Key Takeaway
- Economists and traders upped their forecasts for Federal Reserve interest rate cuts in wake of President Trump’s announcement this week of wide-ranging tariffs.
- Federal Reserve Chair Jerome Powell on Friday said he is waiting to see what effect tariffs could have on the economy.
- The Fed has held its influential interest rate this year as it waits for more clarity on policies proposed by the Trump administration.
As President Donald Trump unveiled new tariff policies this week, economists and traders upped their forecasts for interest rate cuts by the Federal Reserve.
However, Federal Reserve Chair Jerome Powell seems to be holding the “wait-and-see” line.
After the announcement of tariffs on Wednesday, the bulk of traders were expecting rate cuts this year. According to the CME Group’s FedWatch tool, which forecasts rate movements based on fed funds futures trading data, traders were pricing in four rate cuts totaling one percentage point by the end of the year Friday morning. A number of economists also increased their forecasts for the Fed’s rate cuts, though there isn’t a strong consensus.

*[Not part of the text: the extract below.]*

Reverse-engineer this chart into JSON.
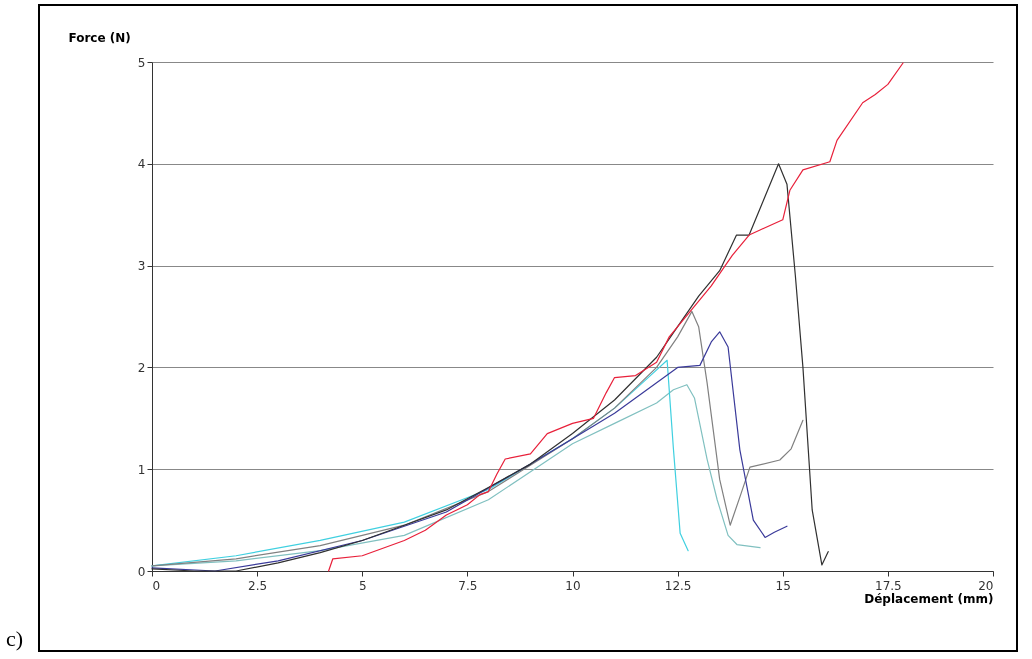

However, in a speech to journalists in Arlington, Va., on Friday, Powell reiterated his position that the central bank would wait to see how the new policies affect the economy. In their last meeting, members of the Fed’s policy comittee predicted that they would cut rates twice this year.
“It feels like we don’t need to be in a hurry,” Powell said Friday. “It’s not clear to me at this time what the appropriate path for monetary policy will be.”
After his comments, traders were still pricing in four quarter-point rate cuts before the end of the year, with the first one expected at the June policy committee meeting. Traders are pricing in just a 28% likelihood of a cut in early May, which is the next time the policy committee meets.
So far this year, the Federal Reserve has held its influential federal funds rate at a range of 4.25–4.50%. Powell and his policy-setting colleagues have said they are waiting to get more clarity on all policy changes, including tariffs, before making a big change to their trajectory.
However, economists said the tariffs announced this week could increase inflation and tip the economy toward a recession that would pressure jobs. If that were to happen, the Fed would be stuck between its dual mandate—to keep inflation low and employment high.
“The Fed is in a tough spot with inflation set to accelerate and the economy poised to slow,” wrote Nationwide Chief Economist Kathy Bostjancic. “If the economy falls harder into a recession, then the Fed might decide to look through a ‘transitory’ inflation rise and cut rates more aggressively.”
Powell acknowledged Friday that a period of high inflation and rising unemployment would pose a challenge for the Fed. The main tool at the Fed’s disposal to deal with either problem is the fed funds rate, which it would normally raise to quash inflation or lower to spur employment.